例えば「データサイエンス『魁』プログラム」は、プログラミンや機械学習、ビッグデータ解析などを学ぶプログラム。「ビジネス再生『食・観光』プログラム」では、観光経済学や農業経済論、マーケティング理論などを学修する。また、北海道ならではのプログラムが「アイヌ文化スペシャリスト養成プログラム『asir』」であり、アイヌ語やアイヌ文学のほか、考古学や日本北方史などを学ぶほか、文化継承のためにアイヌ工芸の実技授業も用意され、工芸品の販売手法や、産業として発展させる方法論なども学修できる特徴的なプログラムだ。

これら「みらい志向プログラム」の狙いは、各プログラムでの学びをとおして物事の理解を深化させることにある。2020年度に高校の学習指導要領に探究学習が導入されたのは、実社会での課題解決においては決まった単一の正解がなく、探究心こそが大切だからにほかならない。高校までに芽生えた探究心を大学でさらに高め、未来につなげていく点に同プログラムの意義があるのだ。

自治体や高校など多彩な地域連携活動を推進

札幌大学の近年の取り組みとして注目すべきは、地域連携活動の活発化だ。そもそも学群名が「地域共創学群」であるように、地域社会との連携・協働を推進し、地域にとってメリットとなる新たな価値を“共に創り出す”ことが狙い。学群制や「みらい志向プログラム」のほか、2022年6月にキャリアサポートセンターと地域連携センターを一体化した「みらい共創スクエア」が開設されたことも、すべては新たな価値を創り出すためだ。

また、札幌大学では連携協定を結ぶ地域(市や町)へのインターンシップも積極的に行っている。2022年度は「美幌町の暮らしを感じるインターンシップ」として、学生が北海道網走郡美幌町にある建設業や食品加工業、卸売業などの企業で職業体験を行い、町内イベントにも参加。ワ―ケーションのように美幌町の魅力を体感しながら、意見交換を通じて就労意識の形成や、地域課題の発見に挑みながら、卒業後の進路選択の拡大や地方企業の理解促進にも取り組んでいる。

一方、従来から札幌大学の教員による、道内の高校での「出前講義」は行われてきたが、2022年8月には札幌大学の学生がファシリテーターとなり、北海道鵡川高等学校での課題探求型学習に参加。高校生の発想を活かす提言発表に向けてサポートを行ったほか、自らのファシリテーション能力の向上につながったという。

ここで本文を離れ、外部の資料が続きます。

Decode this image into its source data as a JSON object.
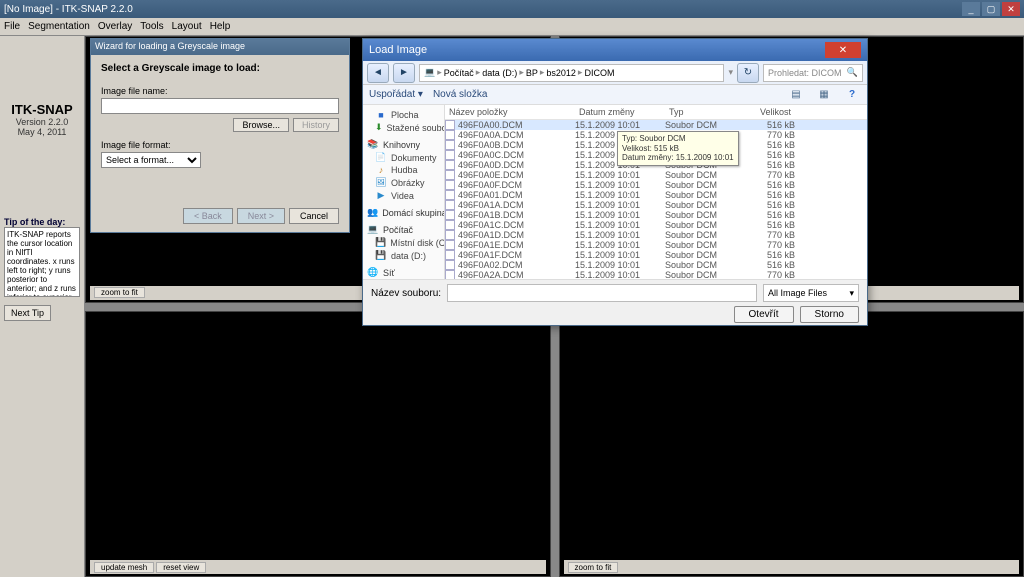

また、同年10月には、高校生を対象とした探究活動応援プログラムとして「HOKKAIDOハイスクールQUEST」が開催された。札幌市周辺の高校のほか、東京都の高校も参加し、合計9チームが探究活動の成果をプレゼンテーションやポスターセッションで発表。採点や順位づけは行わないものの、道内の企業経営者やコピーライター、大学教員などからフィードバックコメントを受け、新たな知識や視点の獲得につなげる高校生の姿が見られたという。

日本を縦断する大学間連携にも注力

札幌大学は道内で地域連携に注力する一方で、鹿児島県の鹿児島国際大学と、長野県の松本大学と包括連携協定を締結。日本縦断型の新たな学生交流モデルとして、2022年9月には「三大学学生交流課題研究会議」が開催され、「地域防災」をテーマに議論が行われた。

札幌大学の学生は、地域防災に関連する北海道の歴史や文化、環境などを学んだ成果や、地域連携活動での成果などをベースにして地域防災策を発表した一方で、九州や信州での実践事例に触れることで刺激を受け、新たな方策を模索するきっかけをつかんだという。2023年9月には、第2弾として「食と観光」をテーマにした会議が札幌大学で開催される予定だ。

こうした多様で独自色の強い取り組みに一貫しているのは、「答えのない時代を生き抜く力」の習得を重視する大学の思いだ。絶え間なく、そして急速に社会情勢が変化する現代社会だからこそ、開拓者精神を持った人材育成を重視しているのだ。